Wobei ich wieder bei den Mäusen angelangt bin. Ich hege ja eine gewisse Sympathie gegenüber Nagern. Also die Maus heute Morgen, die war niedlich. Große Ohren, große Augen, aus denen sie mich mit einer Mischung aus Erstaunen und Schrecken ansah, als ich auf sie trat. Und niedlich ist gut. Aber in diesem Fall kein Grund, nicht zu handeln. Denn manche Dinge haben an manchen Orten einfach nichts verloren – und so ein Ding war die niedliche Maus in unserem Flur. Ein Mitbringsel unserer Katze, die auch nicht weit war.

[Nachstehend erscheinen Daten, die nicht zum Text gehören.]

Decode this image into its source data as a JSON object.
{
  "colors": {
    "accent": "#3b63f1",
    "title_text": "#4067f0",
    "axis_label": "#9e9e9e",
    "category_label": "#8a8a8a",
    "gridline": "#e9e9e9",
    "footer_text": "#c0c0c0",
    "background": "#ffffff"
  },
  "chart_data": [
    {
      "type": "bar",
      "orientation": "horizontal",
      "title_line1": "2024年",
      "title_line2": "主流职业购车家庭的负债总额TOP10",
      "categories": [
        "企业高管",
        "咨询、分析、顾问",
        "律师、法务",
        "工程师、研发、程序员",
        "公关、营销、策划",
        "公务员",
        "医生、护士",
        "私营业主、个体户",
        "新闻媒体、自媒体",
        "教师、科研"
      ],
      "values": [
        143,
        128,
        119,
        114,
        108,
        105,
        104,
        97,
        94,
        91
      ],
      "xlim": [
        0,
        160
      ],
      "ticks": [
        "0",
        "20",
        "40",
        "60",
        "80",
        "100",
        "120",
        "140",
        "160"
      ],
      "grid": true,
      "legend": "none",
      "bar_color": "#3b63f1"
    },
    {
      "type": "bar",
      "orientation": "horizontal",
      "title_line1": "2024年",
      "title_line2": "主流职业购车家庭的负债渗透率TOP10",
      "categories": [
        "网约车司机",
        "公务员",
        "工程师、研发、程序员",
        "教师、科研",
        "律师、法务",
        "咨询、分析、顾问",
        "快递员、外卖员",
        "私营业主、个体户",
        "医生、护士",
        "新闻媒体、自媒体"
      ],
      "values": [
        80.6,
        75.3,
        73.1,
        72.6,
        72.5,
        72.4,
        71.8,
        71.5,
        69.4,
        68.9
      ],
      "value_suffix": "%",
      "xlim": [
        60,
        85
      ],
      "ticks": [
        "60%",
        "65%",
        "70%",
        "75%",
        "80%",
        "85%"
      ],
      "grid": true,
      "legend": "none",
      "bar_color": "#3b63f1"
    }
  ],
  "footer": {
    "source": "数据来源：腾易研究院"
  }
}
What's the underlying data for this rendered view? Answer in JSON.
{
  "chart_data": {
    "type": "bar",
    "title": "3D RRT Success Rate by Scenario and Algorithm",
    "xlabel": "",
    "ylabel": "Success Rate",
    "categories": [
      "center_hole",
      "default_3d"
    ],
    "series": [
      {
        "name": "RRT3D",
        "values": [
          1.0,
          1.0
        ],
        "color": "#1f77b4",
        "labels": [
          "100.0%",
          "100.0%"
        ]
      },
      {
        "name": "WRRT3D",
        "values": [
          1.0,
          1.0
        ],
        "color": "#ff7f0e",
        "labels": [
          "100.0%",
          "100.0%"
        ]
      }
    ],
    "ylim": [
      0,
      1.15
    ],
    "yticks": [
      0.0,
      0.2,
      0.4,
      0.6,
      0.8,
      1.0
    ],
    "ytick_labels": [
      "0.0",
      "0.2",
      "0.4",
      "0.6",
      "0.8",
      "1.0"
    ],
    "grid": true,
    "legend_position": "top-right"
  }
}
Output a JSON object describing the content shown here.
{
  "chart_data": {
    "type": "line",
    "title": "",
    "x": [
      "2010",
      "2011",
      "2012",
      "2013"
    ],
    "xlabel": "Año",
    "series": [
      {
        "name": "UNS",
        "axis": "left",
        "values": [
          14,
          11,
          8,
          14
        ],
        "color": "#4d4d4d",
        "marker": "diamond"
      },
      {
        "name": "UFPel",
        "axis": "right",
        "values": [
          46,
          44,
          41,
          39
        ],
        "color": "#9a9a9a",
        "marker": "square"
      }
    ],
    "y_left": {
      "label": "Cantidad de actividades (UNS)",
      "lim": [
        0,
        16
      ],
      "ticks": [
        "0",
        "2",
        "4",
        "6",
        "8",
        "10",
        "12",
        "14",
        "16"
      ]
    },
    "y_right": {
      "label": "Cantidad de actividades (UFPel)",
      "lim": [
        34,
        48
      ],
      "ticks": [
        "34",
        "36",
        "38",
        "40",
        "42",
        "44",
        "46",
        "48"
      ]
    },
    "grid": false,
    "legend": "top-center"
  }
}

Miauuu! Ich hörte sie schon um die Ecke fegen, um sich ihrem Spielkameraden zu widmen (was an sich kein Problem wäre, nur haben diese Spielkameraden die Angewohnheit, sich zum Sterben an die ungewolltesten Orte zurückzuziehen, um dort langsam zu verwesen, Gestank zu verbreiten…). Also griff ich zu – und das vor dem ersten Kaffee. Packte die Maus und beförderte sie in den Garten. „Du hast hier nichts verloren!“, rief ich ihr hinterher und hoffte, sie war klug genug, sich nicht wieder von unserer Katze einfangen zu lassen. „Du hast hier nichts verloren!“, rief ich also. Und ich finde, das ist ein schönes Gleichnis auf Werbung: Sie kann noch so gut gemacht sein, mit niedlichen großen Augen und putziges großen Ohren daherkommen, wenn sie an einem Ort nicht gewünscht ist, dann ist das verlorene Liebesmüh.

Menschen sind da wohl zickig. Wobei ich da wohl, schließlich arbeite ich in der Werbung, großmütiger bin. Klar, da verdiene ich ja auch meine Mäuse. Ach ja, ich bin übrigens sehr zufrieden mit den Mäusefallen. Vielleicht teile ich das sogar mit, mache Werbung für den Mäusefallen-Hersteller.